Wednesday, 6 July 2022

hana-bi (w&d takeshi kitano)

From the very opening shot I had the strange sensation of having seen this film before, without being able to identify in my mind where or when. The film has an aesthetic which is unlike anything Western cinema ever aspires to. The mix of sentimentality and violence is jarring. Nishi is a hard-boiled cop who is also doing everything he can to share his last days with his dying wife in peace. The trouble is the yakuza are on his trail, believing he owes them money and they keep requiring him to mercilessly beat the shit out of someone else. At the same time, Nishi’s former partner, Horibe, has been left in a wheelchair following a shooting and is trying to find a reason to live through painting. (Imdb informs that these paintings were actually made by Kitano himself, following a near fatal motocycle accident in 1994.) The resultant film is a pot pourri of genre and tragedy, of colour and deadpan pacing.

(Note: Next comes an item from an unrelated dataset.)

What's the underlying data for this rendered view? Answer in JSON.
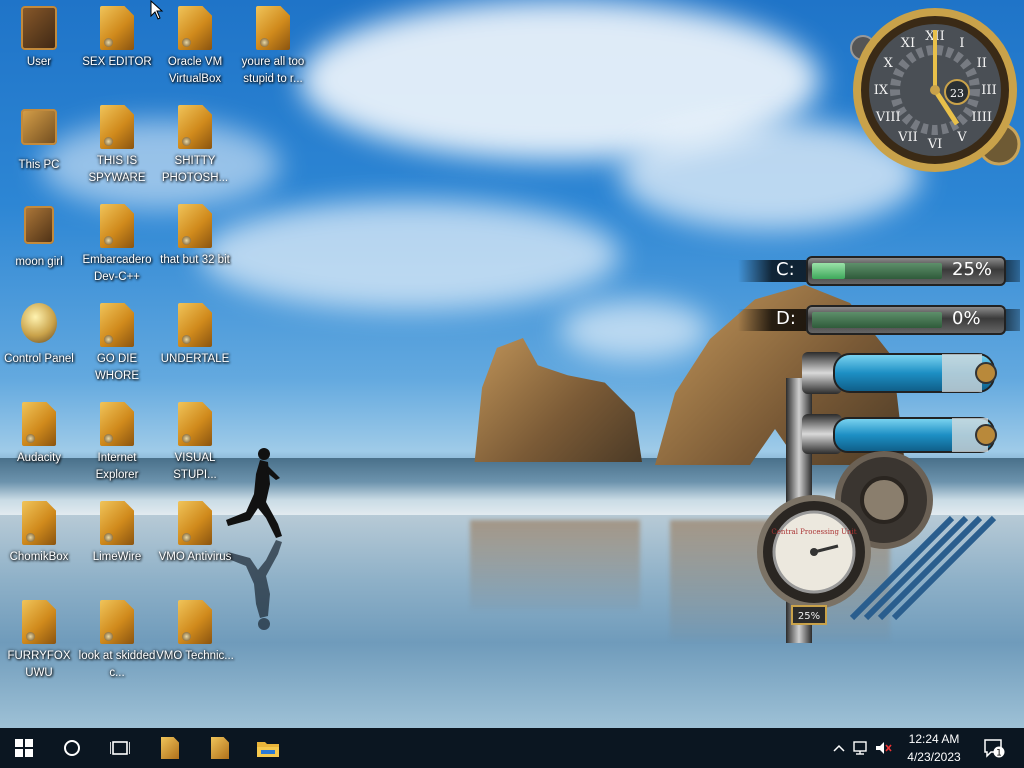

Even the edit is disorientating, with Nishi having flash forwards that intersperse the action, breaking it up, messing with the viewer’s mind. There are moments when this device feels like something Nolan might have stolen, cinema as a spinning vortex of time, without any of Nolan’s pretension. All of which marks Hana-Bi as a film that is curiously gentle, but insatiably violent all at the same time, a jagged combination that makes for disorientating viewing, even more so when one suspects that one has seen this all before, but cannot be completely confident that this is the case.